La nostra passione per l’insegnamento e la didattica si scontra però con un problema di non poco conto: l’ultimo concorso per l’abilitazione all’insegnamento indetto dallo Stato (Tfa) risale all’anno 2014. Nel corso del tempo è stato modificato, passando da Tfa a Fit, per il quale erano necessari 24 Cfu in materie psico-pedagogiche, antropologiche e didattiche. Abbiamo sostenuto tutti gli esami necessari, pagando all’università le cifre richieste, ma poi anche il Fit è stato abolito. Da 5 anni ormai non sono più stati indetti concorsi per abilitarsi, il che significa che lo Stato italiano non permette a giovani insegnanti di età compresa tra i 24 e i 30 anni (per il momento) di entrare a far parte del sistema scolastico, che tuttavia è in sofferenza e ha bisogno di nuove forze.



Non per nostra inadempienza, dunque, non possiamo abilitarci, ma per inadempienza dello Stato. Ora abbiamo la fortuna di lavorare in scuole paritarie che però sono costrette a licenziarci a giugno, dopo gli esami, non garantendoci stabilità e non permettendoci dunque di progettare un futuro a lungo termine.

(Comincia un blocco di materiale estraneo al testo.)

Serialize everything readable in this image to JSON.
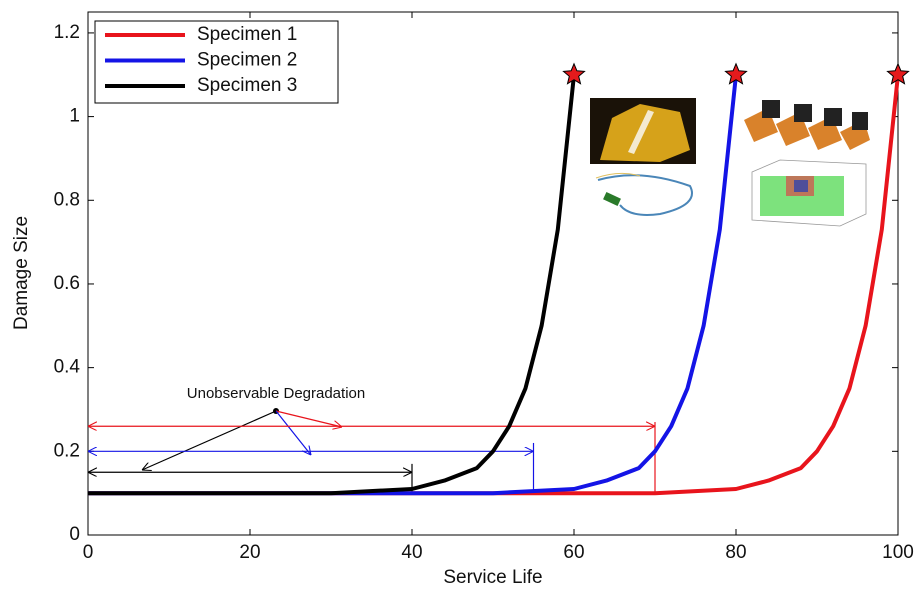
{
  "chart_data": {
    "type": "line",
    "xlabel": "Service Life",
    "ylabel": "Damage Size",
    "xlim": [
      0,
      100
    ],
    "ylim": [
      0,
      1.25
    ],
    "xticks": [
      0,
      20,
      40,
      60,
      80,
      100
    ],
    "yticks": [
      0,
      0.2,
      0.4,
      0.6,
      0.8,
      1,
      1.2
    ],
    "end_marker": "star",
    "marker_color": "#e41a1c",
    "series": [
      {
        "name": "Specimen 1",
        "color": "#e8141c",
        "x": [
          0,
          70,
          80,
          84,
          88,
          90,
          92,
          94,
          96,
          98,
          100
        ],
        "values": [
          0.1,
          0.1,
          0.11,
          0.13,
          0.16,
          0.2,
          0.26,
          0.35,
          0.5,
          0.73,
          1.1
        ]
      },
      {
        "name": "Specimen 2",
        "color": "#1414e6",
        "x": [
          0,
          50,
          60,
          64,
          68,
          70,
          72,
          74,
          76,
          78,
          80
        ],
        "values": [
          0.1,
          0.1,
          0.11,
          0.13,
          0.16,
          0.2,
          0.26,
          0.35,
          0.5,
          0.73,
          1.1
        ]
      },
      {
        "name": "Specimen 3",
        "color": "#000000",
        "x": [
          0,
          30,
          40,
          44,
          48,
          50,
          52,
          54,
          56,
          58,
          60
        ],
        "values": [
          0.1,
          0.1,
          0.11,
          0.13,
          0.16,
          0.2,
          0.26,
          0.35,
          0.5,
          0.73,
          1.1
        ]
      }
    ],
    "annotation": "Unobservable Degradation",
    "intervals": [
      {
        "color": "#e8141c",
        "start": 0,
        "end": 70,
        "y": 0.26,
        "top": 0.27,
        "bottom": 0.1
      },
      {
        "color": "#1414e6",
        "start": 0,
        "end": 55,
        "y": 0.2,
        "top": 0.22,
        "bottom": 0.1
      },
      {
        "color": "#000000",
        "start": 0,
        "end": 40,
        "y": 0.15,
        "top": 0.17,
        "bottom": 0.1
      }
    ]
  }
}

Siamo convinte che il mondo della scuola e quindi dell’educazione dei giovani debba essere trattato con un occhio di riguardo da chi guida il Paese: i giovani sono infatti il nostro futuro ed è necessario dar loro un’educazione che gli permetta di diventare uomini e donne intelligenti e liberi, in grado di mettere al servizio della comunità i propri talenti (che sono tanti!). Per un lavoro serio con loro è necessaria una progettualità e una continuità nel tempo, garantite, in primis, dalla presenza stabile di noi insegnanti.

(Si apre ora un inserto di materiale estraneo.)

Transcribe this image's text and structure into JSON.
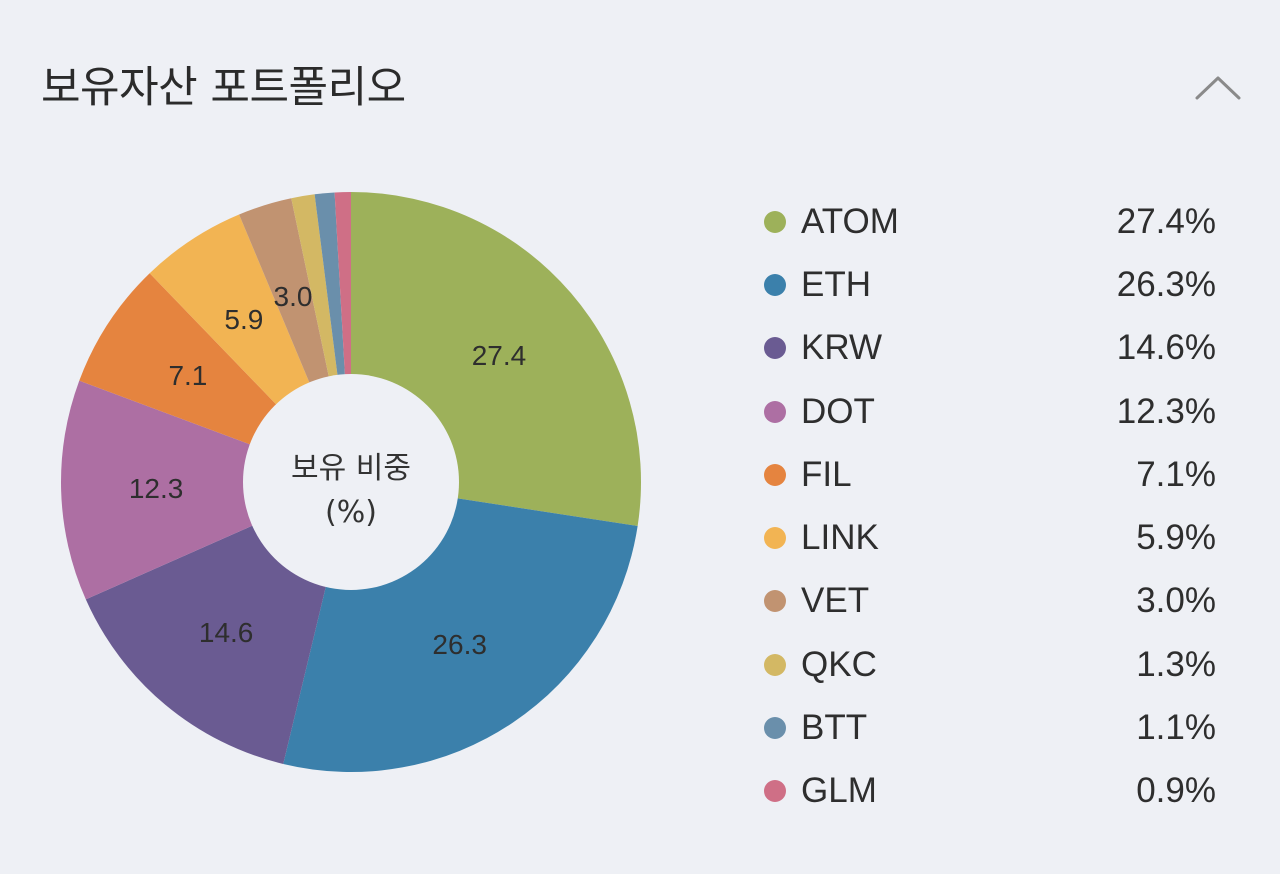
{
  "header": {
    "title": "보유자산 포트폴리오",
    "collapse_icon": "chevron-up-icon"
  },
  "donut": {
    "center_line1": "보유 비중",
    "center_line2": "(%)"
  },
  "legend": [
    {
      "name": "ATOM",
      "value": "27.4%",
      "color": "#9db15a"
    },
    {
      "name": "ETH",
      "value": "26.3%",
      "color": "#3b80ab"
    },
    {
      "name": "KRW",
      "value": "14.6%",
      "color": "#6a5b92"
    },
    {
      "name": "DOT",
      "value": "12.3%",
      "color": "#ad6fa3"
    },
    {
      "name": "FIL",
      "value": "7.1%",
      "color": "#e5843f"
    },
    {
      "name": "LINK",
      "value": "5.9%",
      "color": "#f2b453"
    },
    {
      "name": "VET",
      "value": "3.0%",
      "color": "#c19371"
    },
    {
      "name": "QKC",
      "value": "1.3%",
      "color": "#d3b864"
    },
    {
      "name": "BTT",
      "value": "1.1%",
      "color": "#6a8fab"
    },
    {
      "name": "GLM",
      "value": "0.9%",
      "color": "#cf6f86"
    }
  ],
  "chart_data": {
    "type": "pie",
    "title": "보유자산 포트폴리오",
    "subtitle": "보유 비중 (%)",
    "donut": true,
    "start_angle": "12 o'clock, clockwise",
    "categories": [
      "ATOM",
      "ETH",
      "KRW",
      "DOT",
      "FIL",
      "LINK",
      "VET",
      "QKC",
      "BTT",
      "GLM"
    ],
    "values": [
      27.4,
      26.3,
      14.6,
      12.3,
      7.1,
      5.9,
      3.0,
      1.3,
      1.1,
      0.9
    ],
    "colors": [
      "#9db15a",
      "#3b80ab",
      "#6a5b92",
      "#ad6fa3",
      "#e5843f",
      "#f2b453",
      "#c19371",
      "#d3b864",
      "#6a8fab",
      "#cf6f86"
    ],
    "slice_labels_shown": [
      "27.4",
      "26.3",
      "14.6",
      "12.3",
      "7.1",
      "5.9",
      "3.0"
    ],
    "legend_position": "right",
    "units": "%"
  }
}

Abbiamo fiducia nello Stato italiano e riteniamo necessario che il nostro lavoro sia da esso riconosciuto e valorizzato.

Con questa lettera auspichiamo che nelle prossime decisioni di governo e negli eventuali passaggi di consegna si prendano in considerazione due richieste che vorremmo avanzare. Una laurea magistrale e l’acquisizione dei 24 Cfu non possono essere considerati come abilitanti per insegnare? Nel caso in cui tali requisiti non fossero ancora sufficienti, serverebbe chiarezza circa i modi e i tempi dell’iter che dovremo affrontare. Riteniamo infatti che chiunque si troverà a governare dovrà avere tra le priorità la formazione delle giovani generazioni. Troppo tempo è già stato perso. Occorre chiarezza nei percorsi per i futuri insegnanti e coraggio nell’investire sul futuro del nostro Paese.